Friday 25 September 2009

Forgotten Book - The Second Curtain

Roy Fuller was a solicitor and a poet – and there aren’t many examples of that combination around. He was also an occasional crime novelist, and his The Second Curtain is my entry for today in Patti Abbott’s Forgotten Books series.

Fuller, who died in 1991, probably achieved more distinction in the legal world (he became a director of Woolwich Building Society in the days when financial institutions were trustworthy and reliable) and as Professor of Poetry at Oxford University. But his crime fiction was much praised by Julian Symons, a fellow poet as well as a legendary crime guru, although I think they were good friends, and of course one is always likely to support a friend’s writing – not so much nepotism, and human nature. I suspect it was Symons’ influence which saw this 1953 novel republished as a green Penguin paperback in 1976, which is when – as a student lawyer, and even an occasional poet, as well as a crime fan – I bought it.

But Symons would never praise someone undeserving (though some of his critical comments could seem rather harsh) and there is no doubt that Fuller could write. The Second Curtain is an under-stated novel which concerns George Garner, a minor novelist who is a touch complacent and only too pleased with himself when offered the editorship of a literary quarterly.

However, George writes to an old pal called Widgery, he receives a letter from the man’s sister, telling him that Widgery has mysteriously disappeared. George decides to look into the mystery, but he finds himself coming face to face with a dangerous world for which he is ill-suited. This isn’t a story where the hero rises courageously to every challenge, and some might find it anti-climactic. I think it’s a good character study, quietly yet intelligently put together.


pattinase (abbott) said...

It sounds like an interesting novel. I like novels that are about real men rather than heroic ones.

Anonymous said...

Had completely forgotten this novel, which I read aeons ago - and loved. So thank you for the reminder; will have to see if it stands up to a second reading (suspect it will).
Writer friends always boost each other; but then, they wouldn't be friends if they disliked each other's 'voice', I suppose.
I seem to remember RF was on the board of the Woolwich pre Barclay's takeoever - ie when it was a mutual society, exclusively concerned with savings accounts + mortgage loans ... which, curiously, suddenly seems like A Very Good Thing!

Paul Beech said...

Ah ha, so you were a poet too!

Strange, isn’t it, how many crime writers started off writing poetry then dropped it along the way, almost as if poetry were a launchpad for crime! Though it seems to have worked rather the other way round with Roy Fuller; did he publish any crime after ‘Fantasy and Fugue’ in 1954?

Surely there’s a special relationship between the two forms, a common impulse to do with symmetry and wordcraft, a desire to find patterns and pin down the intangible yet still give a sense of something beyond the words. I much admire crime-writing poets such as John Harvey, James Sallis and Sophie Hannah.

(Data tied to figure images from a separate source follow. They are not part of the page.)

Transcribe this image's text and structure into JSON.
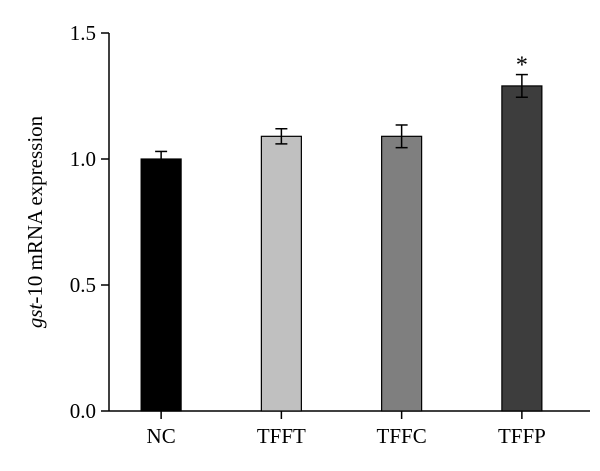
{
  "chart_data": {
    "type": "bar",
    "title": "",
    "xlabel": "",
    "ylabel_italic": "gst",
    "ylabel_rest": "-10 mRNA expression",
    "categories": [
      "NC",
      "TFFT",
      "TFFC",
      "TFFP"
    ],
    "values": [
      1.0,
      1.09,
      1.09,
      1.29
    ],
    "errors": [
      0.03,
      0.03,
      0.045,
      0.045
    ],
    "annotations": [
      "",
      "",
      "",
      "*"
    ],
    "colors": [
      "#000000",
      "#c0c0c0",
      "#7f7f7f",
      "#3d3d3d"
    ],
    "ylim": [
      0,
      1.5
    ],
    "yticks": [
      0.0,
      0.5,
      1.0,
      1.5
    ],
    "ytick_labels": [
      "0.0",
      "0.5",
      "1.0",
      "1.5"
    ],
    "grid": false,
    "legend": "none"
  }
}
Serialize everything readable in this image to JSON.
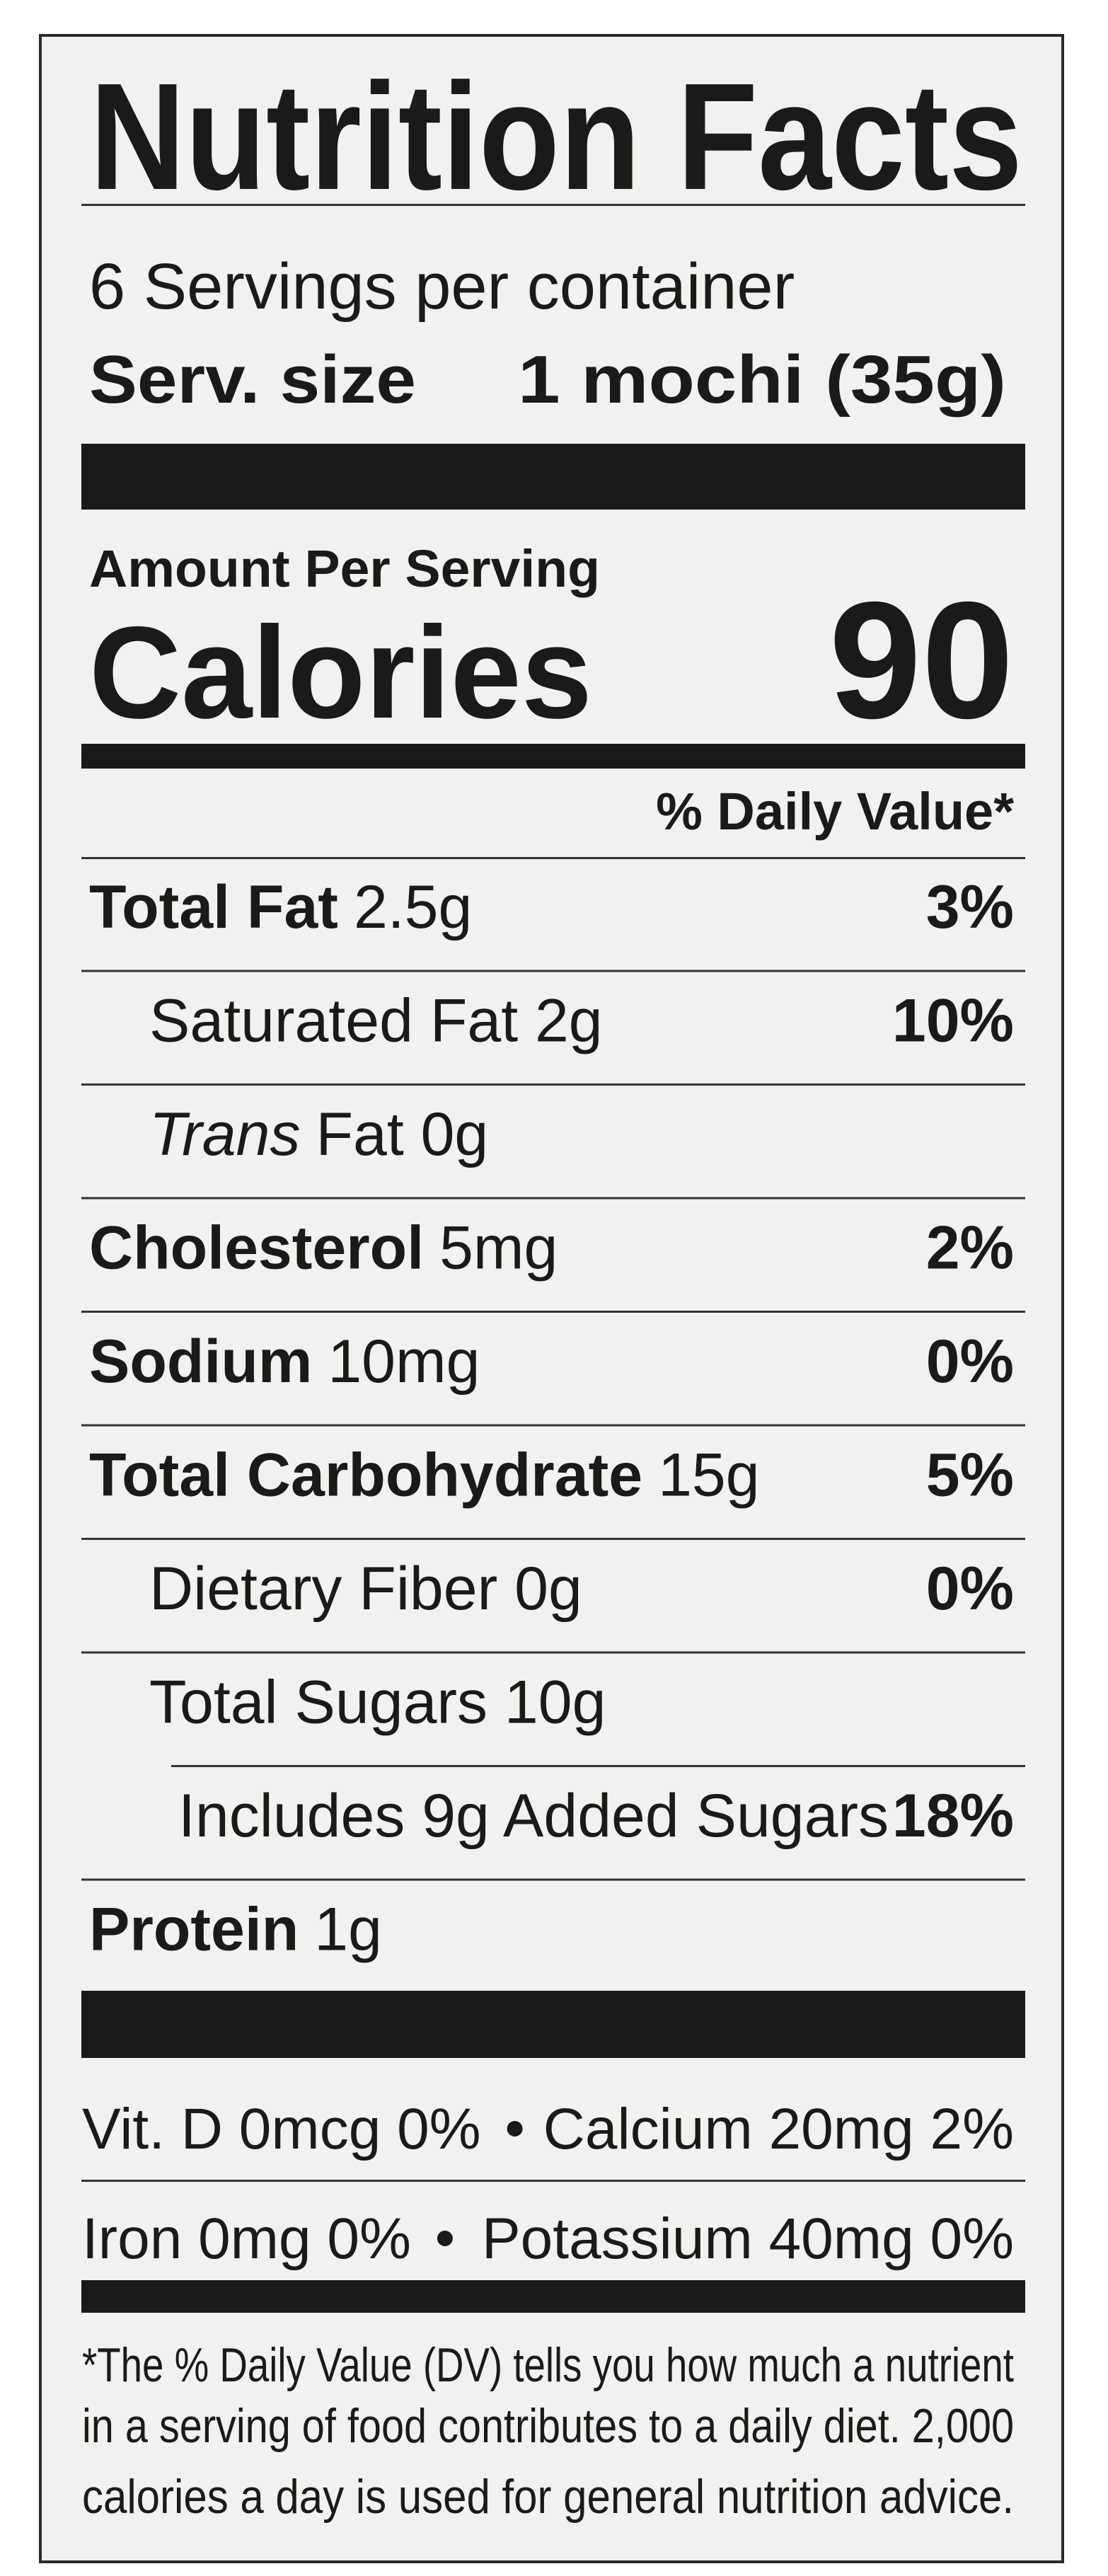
{
  "title": "Nutrition Facts",
  "servings": "6 Servings per container",
  "serving_size": {
    "label": "Serv. size",
    "value": "1 mochi (35g)"
  },
  "amount_per_serving": "Amount Per Serving",
  "calories": {
    "label": "Calories",
    "value": "90"
  },
  "daily_value_header": "% Daily Value*",
  "nutrients": [
    {
      "name": "Total Fat",
      "amount": "2.5g",
      "dv": "3%",
      "sub": [
        {
          "name": "Saturated Fat 2g",
          "dv": "10%"
        },
        {
          "name": "Trans",
          "italic": true,
          "amount": "Fat 0g"
        }
      ]
    },
    {
      "name": "Cholesterol",
      "amount": "5mg",
      "dv": "2%"
    },
    {
      "name": "Sodium",
      "amount": "10mg",
      "dv": "0%"
    },
    {
      "name": "Total Carbohydrate",
      "amount": "15g",
      "dv": "5%",
      "sub": [
        {
          "name": "Dietary Fiber 0g",
          "dv": "0%"
        },
        {
          "name": "Total Sugars 10g",
          "sub": [
            {
              "name": "Includes 9g Added Sugars",
              "dv": "18%"
            }
          ]
        }
      ]
    },
    {
      "name": "Protein",
      "amount": "1g"
    }
  ],
  "vitamins": [
    [
      "Vit. D 0mcg 0%",
      "Calcium 20mg 2%"
    ],
    [
      "Iron 0mg 0%",
      "Potassium 40mg 0%"
    ]
  ],
  "footnote": [
    "*The % Daily Value (DV) tells you how much a nutrient",
    "in a serving of food contributes to a daily diet. 2,000",
    "calories a day is used for general nutrition advice."
  ]
}
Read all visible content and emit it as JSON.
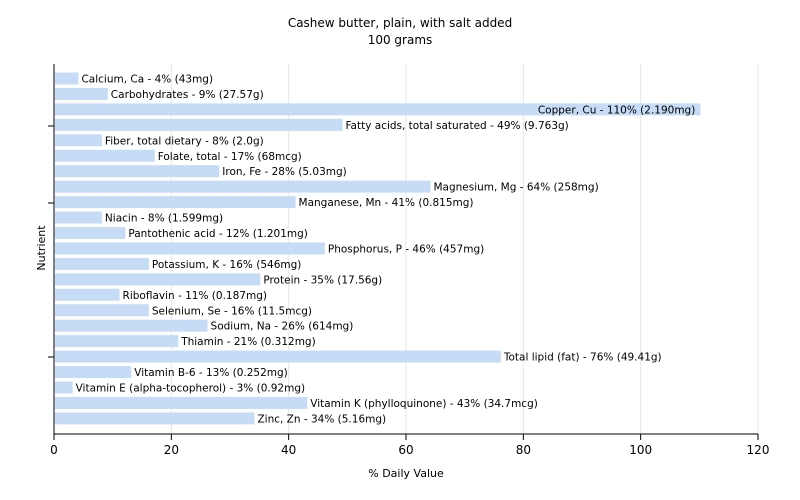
{
  "chart_data": {
    "type": "bar",
    "orientation": "horizontal",
    "title": "Cashew butter, plain, with salt added",
    "subtitle": "100 grams",
    "xlabel": "% Daily Value",
    "ylabel": "Nutrient",
    "xlim": [
      0,
      120
    ],
    "xticks": [
      0,
      20,
      40,
      60,
      80,
      100,
      120
    ],
    "grid": true,
    "bar_color": "#c6dcf6",
    "categories": [
      "Calcium, Ca",
      "Carbohydrates",
      "Copper, Cu",
      "Fatty acids, total saturated",
      "Fiber, total dietary",
      "Folate, total",
      "Iron, Fe",
      "Magnesium, Mg",
      "Manganese, Mn",
      "Niacin",
      "Pantothenic acid",
      "Phosphorus, P",
      "Potassium, K",
      "Protein",
      "Riboflavin",
      "Selenium, Se",
      "Sodium, Na",
      "Thiamin",
      "Total lipid (fat)",
      "Vitamin B-6",
      "Vitamin E (alpha-tocopherol)",
      "Vitamin K (phylloquinone)",
      "Zinc, Zn"
    ],
    "values": [
      4,
      9,
      110,
      49,
      8,
      17,
      28,
      64,
      41,
      8,
      12,
      46,
      16,
      35,
      11,
      16,
      26,
      21,
      76,
      13,
      3,
      43,
      34
    ],
    "labels": [
      "Calcium, Ca - 4% (43mg)",
      "Carbohydrates - 9% (27.57g)",
      "Copper, Cu - 110% (2.190mg)",
      "Fatty acids, total saturated - 49% (9.763g)",
      "Fiber, total dietary - 8% (2.0g)",
      "Folate, total - 17% (68mcg)",
      "Iron, Fe - 28% (5.03mg)",
      "Magnesium, Mg - 64% (258mg)",
      "Manganese, Mn - 41% (0.815mg)",
      "Niacin - 8% (1.599mg)",
      "Pantothenic acid - 12% (1.201mg)",
      "Phosphorus, P - 46% (457mg)",
      "Potassium, K - 16% (546mg)",
      "Protein - 35% (17.56g)",
      "Riboflavin - 11% (0.187mg)",
      "Selenium, Se - 16% (11.5mcg)",
      "Sodium, Na - 26% (614mg)",
      "Thiamin - 21% (0.312mg)",
      "Total lipid (fat) - 76% (49.41g)",
      "Vitamin B-6 - 13% (0.252mg)",
      "Vitamin E (alpha-tocopherol) - 3% (0.92mg)",
      "Vitamin K (phylloquinone) - 43% (34.7mcg)",
      "Zinc, Zn - 34% (5.16mg)"
    ]
  }
}
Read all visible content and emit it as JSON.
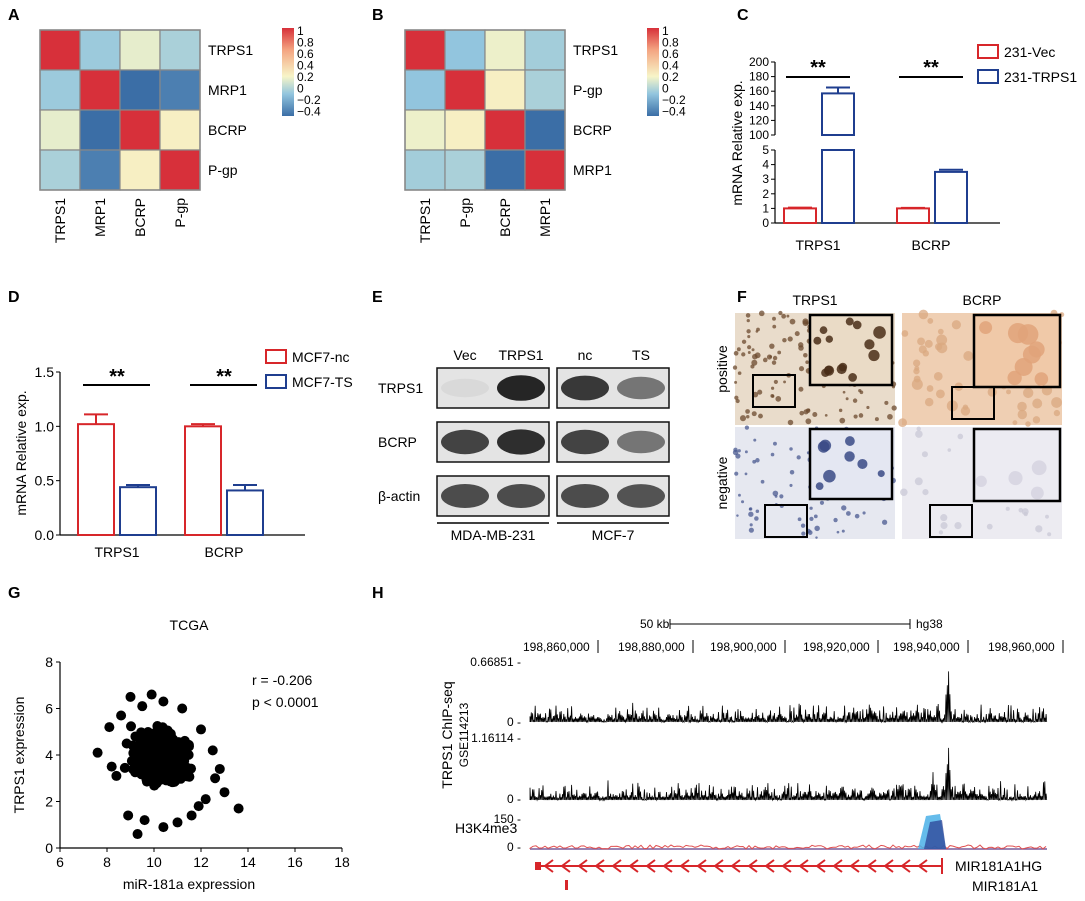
{
  "panels": {
    "A": "A",
    "B": "B",
    "C": "C",
    "D": "D",
    "E": "E",
    "F": "F",
    "G": "G",
    "H": "H"
  },
  "colors": {
    "red": "#d7262a",
    "blue": "#1f3e8f",
    "heat_high": "#d7303a",
    "heat_low": "#3b6ea6",
    "heat_mid": "#f7f5c8"
  },
  "chart_data": [
    {
      "id": "A",
      "type": "heatmap",
      "rows": [
        "TRPS1",
        "MRP1",
        "BCRP",
        "P-gp"
      ],
      "cols": [
        "TRPS1",
        "MRP1",
        "BCRP",
        "P-gp"
      ],
      "matrix": [
        [
          1,
          -0.12,
          0.1,
          -0.08
        ],
        [
          -0.12,
          1,
          -0.4,
          -0.35
        ],
        [
          0.1,
          -0.4,
          1,
          0.18
        ],
        [
          -0.08,
          -0.35,
          0.18,
          1
        ]
      ],
      "colorbar_ticks": [
        "1",
        "0.8",
        "0.6",
        "0.4",
        "0.2",
        "0",
        "−0.2",
        "−0.4"
      ]
    },
    {
      "id": "B",
      "type": "heatmap",
      "rows": [
        "TRPS1",
        "P-gp",
        "BCRP",
        "MRP1"
      ],
      "cols": [
        "TRPS1",
        "P-gp",
        "BCRP",
        "MRP1"
      ],
      "matrix": [
        [
          1,
          -0.15,
          0.12,
          -0.1
        ],
        [
          -0.15,
          1,
          0.18,
          -0.08
        ],
        [
          0.12,
          0.18,
          1,
          -0.42
        ],
        [
          -0.1,
          -0.08,
          -0.42,
          1
        ]
      ],
      "colorbar_ticks": [
        "1",
        "0.8",
        "0.6",
        "0.4",
        "0.2",
        "0",
        "−0.2",
        "−0.4"
      ]
    },
    {
      "id": "C",
      "type": "bar",
      "categories": [
        "TRPS1",
        "BCRP"
      ],
      "ylabel": "mRNA Relative exp.",
      "series": [
        {
          "name": "231-Vec",
          "values": [
            1,
            1
          ],
          "errors": [
            0.05,
            0.04
          ]
        },
        {
          "name": "231-TRPS1",
          "values": [
            157,
            3.5
          ],
          "errors": [
            8,
            0.15
          ]
        }
      ],
      "y_ticks_upper": [
        "100",
        "120",
        "140",
        "160",
        "180",
        "200"
      ],
      "y_ticks_lower": [
        "0",
        "1",
        "2",
        "3",
        "4",
        "5"
      ],
      "significance": [
        "**",
        "**"
      ]
    },
    {
      "id": "D",
      "type": "bar",
      "categories": [
        "TRPS1",
        "BCRP"
      ],
      "ylabel": "mRNA Relative exp.",
      "ylim": [
        0,
        1.5
      ],
      "y_ticks": [
        "0.0",
        "0.5",
        "1.0",
        "1.5"
      ],
      "series": [
        {
          "name": "MCF7-nc",
          "values": [
            1.02,
            1.0
          ],
          "errors": [
            0.09,
            0.02
          ]
        },
        {
          "name": "MCF7-TS",
          "values": [
            0.44,
            0.41
          ],
          "errors": [
            0.02,
            0.05
          ]
        }
      ],
      "significance": [
        "**",
        "**"
      ]
    },
    {
      "id": "G",
      "type": "scatter",
      "title": "TCGA",
      "xlabel": "miR-181a expression",
      "ylabel": "TRPS1 expression",
      "xlim": [
        6,
        18
      ],
      "ylim": [
        0,
        8
      ],
      "x_ticks": [
        "6",
        "8",
        "10",
        "12",
        "14",
        "16",
        "18"
      ],
      "y_ticks": [
        "0",
        "2",
        "4",
        "6",
        "8"
      ],
      "annotation_r": "r = -0.206",
      "annotation_p": "p < 0.0001",
      "points_outliers": [
        [
          7.6,
          4.1
        ],
        [
          8.1,
          5.2
        ],
        [
          8.4,
          3.1
        ],
        [
          8.2,
          3.5
        ],
        [
          8.6,
          5.7
        ],
        [
          9.0,
          6.5
        ],
        [
          9.5,
          6.1
        ],
        [
          10.4,
          6.3
        ],
        [
          11.2,
          6.0
        ],
        [
          12.0,
          5.1
        ],
        [
          12.5,
          4.2
        ],
        [
          12.8,
          3.4
        ],
        [
          13.0,
          2.4
        ],
        [
          12.2,
          2.1
        ],
        [
          13.6,
          1.7
        ],
        [
          11.6,
          1.4
        ],
        [
          11.0,
          1.1
        ],
        [
          10.4,
          0.9
        ],
        [
          9.6,
          1.2
        ],
        [
          9.3,
          0.6
        ],
        [
          8.9,
          1.4
        ],
        [
          12.6,
          3.0
        ],
        [
          11.9,
          1.8
        ],
        [
          9.9,
          6.6
        ]
      ],
      "cluster_center": [
        10.3,
        3.9
      ]
    },
    {
      "id": "H",
      "type": "area",
      "scale_label": "50 kb",
      "assembly": "hg38",
      "coords": [
        "198,860,000",
        "198,880,000",
        "198,900,000",
        "198,920,000",
        "198,940,000",
        "198,960,000"
      ],
      "track1_max": "0.66851 -",
      "track2_max": "1.16114 -",
      "zero_label": "0 -",
      "h3k4_max": "150 -",
      "ylabel_line1": "TRPS1 ChIP-seq",
      "ylabel_line2": "GSE114213",
      "h3k4_label": "H3K4me3",
      "gene1": "MIR181A1HG",
      "gene2": "MIR181A1"
    }
  ],
  "western": {
    "left_cols": [
      "Vec",
      "TRPS1"
    ],
    "right_cols": [
      "nc",
      "TS"
    ],
    "rows": [
      "TRPS1",
      "BCRP",
      "β-actin"
    ],
    "left_group": "MDA-MB-231",
    "right_group": "MCF-7",
    "intensity_left": [
      [
        0.05,
        0.95
      ],
      [
        0.8,
        0.9
      ],
      [
        0.75,
        0.75
      ]
    ],
    "intensity_right": [
      [
        0.85,
        0.55
      ],
      [
        0.8,
        0.55
      ],
      [
        0.75,
        0.72
      ]
    ]
  },
  "ihc": {
    "cols": [
      "TRPS1",
      "BCRP"
    ],
    "rows": [
      "positive",
      "negative"
    ]
  }
}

As the humorous crime writer L. C. Tyler said in a 2005 interview on the PanMacmillan website:

“Poems are prose distilled into the headiest form of literature you can legally get your hands on. All good prose (and I do try to write good prose) should aspire deep down to being poetry. When a poet like Owen Sheers or Helen Dunmore writes prose, you can feel the way every word is made to count – you can feel the underlying rhythm of what they write.”

Are you ever still tempted to whittle a crafty stanza, Martin?



Martin Edwards said...

Minnie, I couldn't agree more! And I'm glad to have found someone else who has read this book.

Martin Edwards said...

Hi Paul - it was a student thing, really! I don't think I've written any poetry since the late 70s. In those days I tried all kinds of writing, including radio plays, which I was very keen on, and jokey sketches. A long time ago.